For those who want to smoothen the ride, there are names out there that can offer an even smoother ride versus the broader indices, which seem way overdue for a correction or at least choppier waters. Indeed, it’s been a while since we’ve had a 10% correction. Heck, it’s even been a while since the markets plunged 5% from peak to trough!
Still, defensive investors know not to get fooled (lower-case “f”) by calm, as it could easily precede a violent storm. As such, proceeding forward with caution seems prudent. That doesn’t mean doubling down on utility stocks in favour of your cyclical, tech, and reopening stocks. Rather, it means paying a bit more attention to the unloved steady appreciators with low betas.
Smart-beta plays: Perfect Canadian stocks for new investors
Such names will be little-rattled should these calm waters roughen into the autumn, a time when investors return from their vacations and volumes really start to ramp up, potentially to the downside.
Without further ado, consider Waste Connections (TSX:WCN)(NYSE:WCN) and Constellation Software (TSX:CSU), two steady appreciators that can outpace the TSX Index while exhibiting less volatility. Waste Connections and Constellation boast betas of 0.65 and 0.75, respectively. That means they’re less volatile than the broader indices. Moreover, with 23% and 25% in gains year to date, both names are surging at a rate quicker than the TSX Index, which is up 17%.

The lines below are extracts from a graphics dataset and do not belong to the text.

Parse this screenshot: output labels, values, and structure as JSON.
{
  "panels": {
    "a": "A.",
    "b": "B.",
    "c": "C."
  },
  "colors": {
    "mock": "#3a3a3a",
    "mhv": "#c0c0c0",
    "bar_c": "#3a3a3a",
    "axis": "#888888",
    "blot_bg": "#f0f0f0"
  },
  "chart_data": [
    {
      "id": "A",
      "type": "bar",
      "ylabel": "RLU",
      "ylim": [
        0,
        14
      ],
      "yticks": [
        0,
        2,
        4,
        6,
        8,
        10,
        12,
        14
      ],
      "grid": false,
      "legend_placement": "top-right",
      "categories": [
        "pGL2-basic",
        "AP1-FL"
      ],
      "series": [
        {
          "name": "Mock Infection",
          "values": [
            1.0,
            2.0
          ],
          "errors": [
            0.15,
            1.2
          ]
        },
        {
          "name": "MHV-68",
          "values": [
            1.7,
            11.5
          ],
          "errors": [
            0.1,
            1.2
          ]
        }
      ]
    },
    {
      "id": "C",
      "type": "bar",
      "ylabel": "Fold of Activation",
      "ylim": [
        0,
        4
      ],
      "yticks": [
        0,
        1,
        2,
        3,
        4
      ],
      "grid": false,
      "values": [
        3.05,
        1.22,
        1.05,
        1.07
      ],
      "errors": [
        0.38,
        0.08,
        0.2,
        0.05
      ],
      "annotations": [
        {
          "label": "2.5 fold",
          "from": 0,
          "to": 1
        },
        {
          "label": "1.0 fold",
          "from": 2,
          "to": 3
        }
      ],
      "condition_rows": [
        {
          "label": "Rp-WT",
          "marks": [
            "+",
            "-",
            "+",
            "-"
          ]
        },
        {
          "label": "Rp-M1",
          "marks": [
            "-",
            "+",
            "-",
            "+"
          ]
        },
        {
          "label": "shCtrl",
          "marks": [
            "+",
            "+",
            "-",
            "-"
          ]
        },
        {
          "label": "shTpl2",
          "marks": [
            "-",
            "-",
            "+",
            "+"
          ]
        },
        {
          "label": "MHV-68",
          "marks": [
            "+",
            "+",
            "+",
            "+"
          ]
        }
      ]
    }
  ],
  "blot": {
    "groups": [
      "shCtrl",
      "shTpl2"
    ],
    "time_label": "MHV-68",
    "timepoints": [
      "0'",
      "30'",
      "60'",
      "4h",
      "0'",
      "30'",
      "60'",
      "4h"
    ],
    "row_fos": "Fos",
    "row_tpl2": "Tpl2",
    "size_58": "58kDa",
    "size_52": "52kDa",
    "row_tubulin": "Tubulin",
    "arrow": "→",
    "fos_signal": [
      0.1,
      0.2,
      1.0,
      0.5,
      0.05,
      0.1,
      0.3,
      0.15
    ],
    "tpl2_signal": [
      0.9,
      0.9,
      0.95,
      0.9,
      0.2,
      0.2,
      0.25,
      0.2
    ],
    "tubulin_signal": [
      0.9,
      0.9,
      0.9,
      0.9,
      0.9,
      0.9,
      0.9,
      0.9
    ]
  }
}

Less volatility, more gain? Sound too good to be true? It’s not, with the following two “smart beta” names. But are valuations too frothy here? Let’s have a closer look.
Waste Connections is probably one of the best stocks for all weathers. It’s a defensive in that demand for trash collection will remain steady during times of recession or depression. In times of economic prosperity (think the Roaring Twenties), the company also has a lot to gain, as booming demand for various goods and services means more discretionary packaging that needs to be tossed or recycled.
As consumers continue spending, Waste Connections will be poised to cash in, as it turns trash into cash. The steady appreciator has enjoyed a relatively smooth ride over the past five years, surging 135%. The name goes to show that you don’t need to sacrifice return to play defence.
At 53 times earnings, though, shares aren’t cheap. If shares were to pull back, I’d pounce. For now, the name may be worth adding to your watchlist.
Constellation Software is a slightly bumpier ride than Waste Connections. But it’s capable of far greater growth with its proven growth strategy of acquiring promising software firms in the private markets. The stock has soared over 280% in the past five years and doesn’t look to be about to slow down — at least not anytime soon.
Despite its size ($43.4 billion market cap), the company’s growth strategy still appears to be paying huge dividends. Moving forward, new investors can expect more of the same from the steady appreciator. Like Waste Connections, Constellation isn’t cheap at nearly 100 times earnings. While I’d prefer buying the name on dips, I’m not against getting some skin in the game at these prices.